In this section, we provide both qualitative and quantitative assessments of our methods. These two assessments were also used to infer which architecture (2D vs. 3D) fits better with the SR task. All models were assessed on pediatric images, and all assessments were performed for the different scaling factors to evaluate the ability of our SR scheme to recover data. Finally, we provide some clinical insights into the best model as assessed in the clinical dataset and a further evaluation of the resulting images in a diagnostic scenario.
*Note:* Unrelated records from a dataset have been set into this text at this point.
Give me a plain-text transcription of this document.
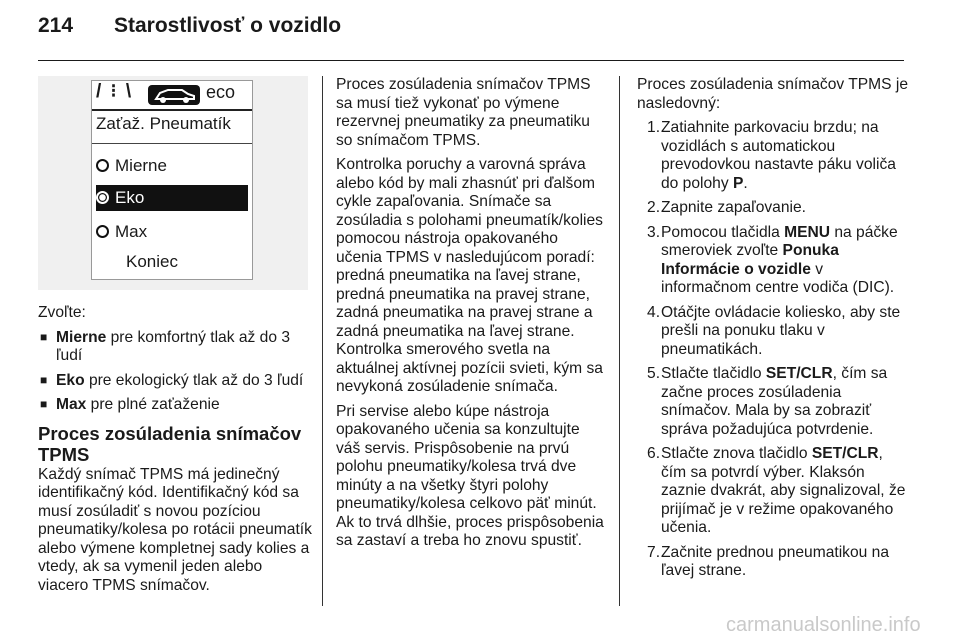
214 Starostlivosť o vozidlo
/ ⁝ \	eco
Zaťaž. Pneumatík
Mierne
Eko
Max
Koniec

Zvoľte:

■ Mierne pre komfortný tlak až do 3 ľudí
■ Eko pre ekologický tlak až do 3 ľudí
■ Max pre plné zaťaženie
Proces zosúladenia snímačov TPMS

Každý snímač TPMS má jedinečný identifikačný kód. Identifikačný kód sa musí zosúladiť s novou pozíciou pneumatiky/kolesa po rotácii pneumatík alebo výmene kompletnej sady kolies a vtedy, ak sa vymenil jeden alebo viacero TPMS snímačov.

Proces zosúladenia snímačov TPMS sa musí tiež vykonať po výmene rezervnej pneumatiky za pneumatiku so snímačom TPMS.

Kontrolka poruchy a varovná správa alebo kód by mali zhasnúť pri ďalšom cykle zapaľovania. Snímače sa zosúladia s polohami pneumatík/kolies pomocou nástroja opakovaného učenia TPMS v nasledujúcom poradí: predná pneumatika na ľavej strane, predná pneumatika na pravej strane, zadná pneumatika na pravej strane a zadná pneumatika na ľavej strane. Kontrolka smerového svetla na aktuálnej aktívnej pozícii svieti, kým sa nevykoná zosúladenie snímača.

Pri servise alebo kúpe nástroja opakovaného učenia sa konzultujte váš servis. Prispôsobenie na prvú polohu pneumatiky/kolesa trvá dve minúty a na všetky štyri polohy pneumatiky/kolesa celkovo päť minút. Ak to trvá dlhšie, proces prispôsobenia sa zastaví a treba ho znovu spustiť.

Proces zosúladenia snímačov TPMS je nasledovný:

1 . Zatiahnite parkovaciu brzdu; na vozidlách s automatickou prevodovkou nastavte páku voliča do polohy P.
2 . Zapnite zapaľovanie.
3 . Pomocou tlačidla MENU na páčke smeroviek zvoľte Ponuka Informácie o vozidle v informačnom centre vodiča (DIC).
4 . Otáčjte ovládacie koliesko, aby ste prešli na ponuku tlaku v pneumatikách.
5 . Stlačte tlačidlo SET/CLR, čím sa začne proces zosúladenia snímačov. Mala by sa zobraziť správa požadujúca potvrdenie.
6 . Stlačte znova tlačidlo SET/CLR, čím sa potvrdí výber. Klaksón zaznie dvakrát, aby signalizoval, že prijímač je v režime opakovaného učenia.
7 . Začnite prednou pneumatikou na ľavej strane.
carmanualsonline.info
3.1. Qualitative Assessment
An expert radiologist performed a qualitative assessment by visually inspecting the resulting images to confirm the accuracy of our method; our pipeline performed equally well in all cases considered in the original dataset. Figures 2, 3 show a visual comparison between different super-resolution methods (Interpolation, CNN-2D, CNN-3D) and scaling factors (x2, x3, x4) compared to the LR input and the HR ground truth image in a representative case of a 5-year-old subject in the dataset. We can see how the bicubic interpolation method provides an overall improvement over LR images. However, despite solving the loss of spatial resolution, the resultant images are still excessively smoothed, presenting a lack of detail and contrast. The detailed definition of structures and contours is not well recovered in the interpolated image because it is based on “blind” learning, just on neighboring information from the LR image, thus the newly generated intensity values are basically noise added to the LR image.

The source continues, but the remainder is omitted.